To get incredibly meta for a second, a thing that's very funny about having my tumor era documented heavily here is that I think I'm always losing subscribers to this newsletter who joined only to follow that saga. I get it, that type of writing is incredibly different from my musings on music and running interviews with people I admire who work in that space. I was acutely aware of this when I started publishing newsletters that weren't about my health, and I think, even three years later, I still feel some need to serve that audience even though, in doing so, I think I'd feel incredibly gross about it.

I've had people tell me over the years that I should focus more on that type of "content" and I know that, probably, writing those kinds of blogs, I'd be a lot more successful than I am now.

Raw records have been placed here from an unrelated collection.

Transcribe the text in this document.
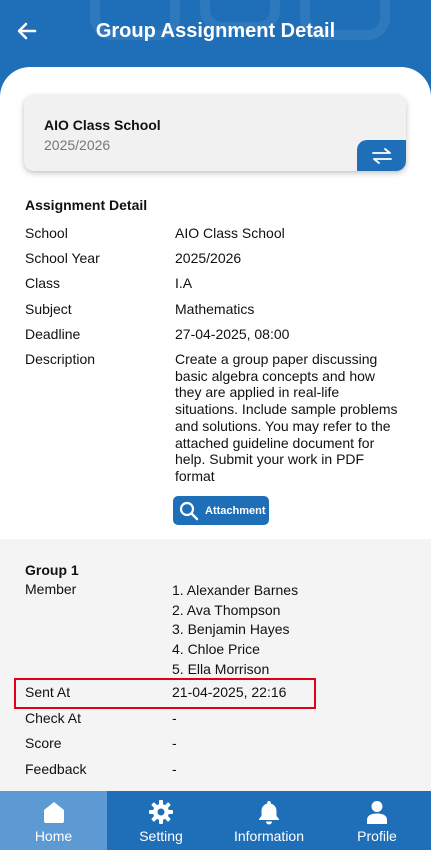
Group Assignment Detail
AIO Class School
2025/2026
Assignment Detail
School	AIO Class School
School Year	2025/2026
Class	I.A
Subject	Mathematics
Deadline	27-04-2025, 08:00
Description	Create a group paper discussing basic algebra concepts and how they are applied in real-life situations. Include sample problems and solutions. You may refer to the attached guideline document for help. Submit your work in PDF format
Attachment
Group 1
Member	1. Alexander Barnes
2. Ava Thompson
3. Benjamin Hayes
4. Chloe Price
5. Ella Morrison
Sent At	21-04-2025, 22:16
Check At	-
Score	-
Feedback	-
Home	Setting	Information	Profile
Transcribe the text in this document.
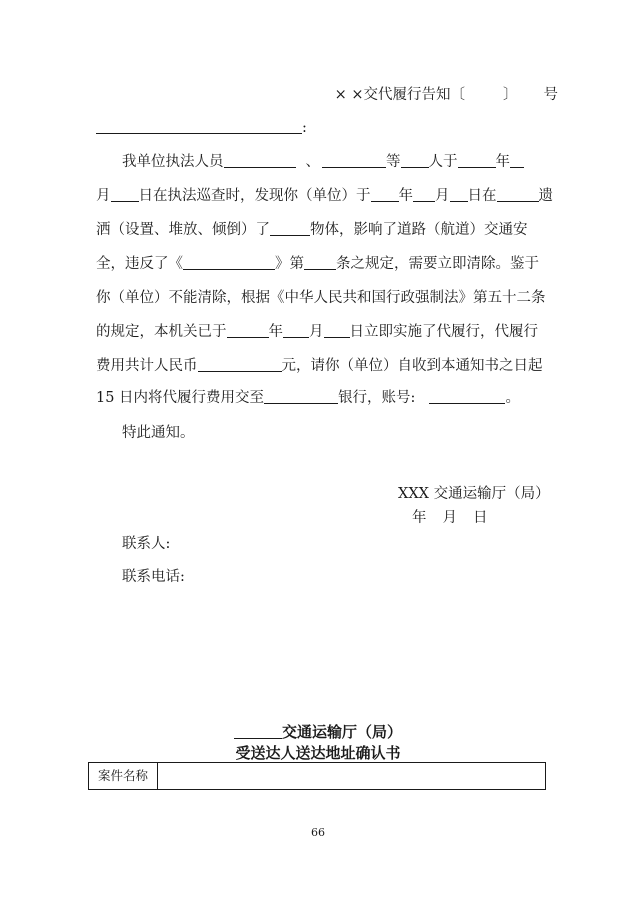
× ×交代履行告知〔	〕 号
:
我单位执法人员	、	等 人于	年
月 日在执法巡查时，发现你（单位）于 年 月 日在	遗
洒（设置、堆放、倾倒）了	物体，影响了道路（航道）交通安
全，违反了《	》第 条之规定，需要立即清除。鉴于
你（单位）不能清除，根据《中华人民共和国行政强制法》第五十二条
的规定，本机关已于	年 月 日立即实施了代履行，代履行
费用共计人民币	元，请你（单位）自收到本通知书之日起
15 日内将代履行费用交至	银行，账号:	。
特此通知。
XXX 交通运输厅（局）
年 月 日
联系人:
联系电话:
交通运输厅（局）
受送达人送达地址确认书
案件名称
66
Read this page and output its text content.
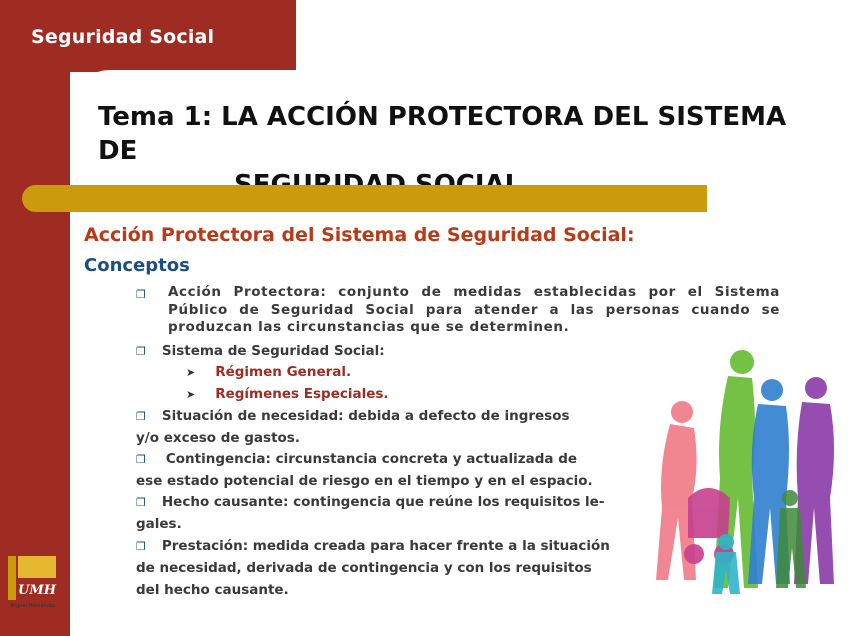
Seguridad Social
Tema 1: LA ACCIÓN PROTECTORA DEL SISTEMA DE
Acción Protectora del Sistema de Seguridad Social:
Conceptos
❐	Acción Protectora: conjunto de medidas establecidas por el Sistema Público de Seguridad Social para atender a las personas cuando se produzcan las circunstancias que se determinen.
❐ Sistema de Seguridad Social:
➤ Régimen General.
➤ Regímenes Especiales.
❐ Situación de necesidad: debida a defecto de ingresos
y/o exceso de gastos.
❐ Contingencia: circunstancia concreta y actualizada de
ese estado potencial de riesgo en el tiempo y en el espacio.
❐ Hecho causante: contingencia que reúne los requisitos le-
gales.
❐ Prestación: medida creada para hacer frente a la situación
de necesidad, derivada de contingencia y con los requisitos
del hecho causante.
UMH
Miguel Hernández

But that's also now what I want to do with my life. It'd feel mighty ghoulish to spend my time talking to folks going through illnesses and insurance debts all for the sake of building a larger subscriber base. It'd feel exploitive and opportunistic, and though I'm sure I could have found something revelatory by doing that, I'm ultimately glad I didn't. That said, if you are someone experiencing those issues and ever need someone to talk to, I'd be more than happy to listen.

So, thank you for being here. However you came to Former Clarity, your patronage is greatly appreciated. I hope you enjoy this. Whatever it ends up being.